Back in May, Coinffeine formed a company and blueprint for a decentralized exchange. The team has been testing for months. Friday, the team showed their decentralized exchange to a crowd for the first time.
Early tester Felix Moreno told Cointelegraph in an email:
“Centralized Bitcoin exchanges should take note. They are a few months away from becoming obsolete.”
The idea behind the exchange is to give users the option of exchanging bitcoin for fiat directly over the Internet, bypassing middlemen like Bitstamp and the defunct Mt. Gox exchanges. Users can connect directly with other users and make the exchange over the protocol. They call it a “BitTorrent for your bitcoins.”
The protocol has made headway. When Alberto Gómez, CEO of Coinffeine, gave the first presentation of the technology in Madrid, he said, “This event is not a 'here it is,' but a 'Hello, World.' Soon our protocol will be ready.”
He showed the crowd a transfer of 0.5 BTC across the peer-to-peer network. Attendees received a code to access the trial version and were able to participate with the pre-alpha testing.
“Coinffeine's platform looks neat.
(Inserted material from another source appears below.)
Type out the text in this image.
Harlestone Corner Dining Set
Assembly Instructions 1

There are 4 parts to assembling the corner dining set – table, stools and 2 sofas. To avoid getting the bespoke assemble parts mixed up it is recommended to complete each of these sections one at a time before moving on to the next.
It's simple, effective and fast,” Moreno said. “If the real version works as well as the trial version... Well, I can't wait for it to come out!”
As Cointelegraph reported earlier this year, Coinffeine works with the help of a “zero-trust” deposit system. When delivering the presentation, Gómez discussed the role of game theory as a theoretical basis for the protocol. It gives system more control.
“As daunting as it might sound, it boils down to incentives and choosing the best option, taking into account the desires of the other player, and you can see it at work at many places,” he told Cointelegraph. “From the algorithm in Deep Blue defeating Garry Kasparov at chess, the design of the radio spectrum auctions, to the practice of letting one child split the pie and the other to pick which piece to eat.” He also explained:
“We have the extraordinary example of the Bitcoin network that set up a series of incentives in a way that you either follow the protocol rules and benefit or it does not make sense taking part in the game. In the same line of thought, we have used this technique in Coinffeine to guarantee that there is no incentive to modify our client, for example, to try to blackmail the counterparty and redistribute the deposits in an unfair way.”
The exchange opened its doors a couple of months after the then-largest Bitcoin exchange Mt. Gox failed. In November, the platform earned funding from Spanish banking institution Bankinter. Banks don't often invest in Bitcoin startups—if they ever have.
The developers believe it could be a “game changer.” Gómez said that he and his team "were sure that the software supposes a before and an after in the international Bitcoin ecosystem."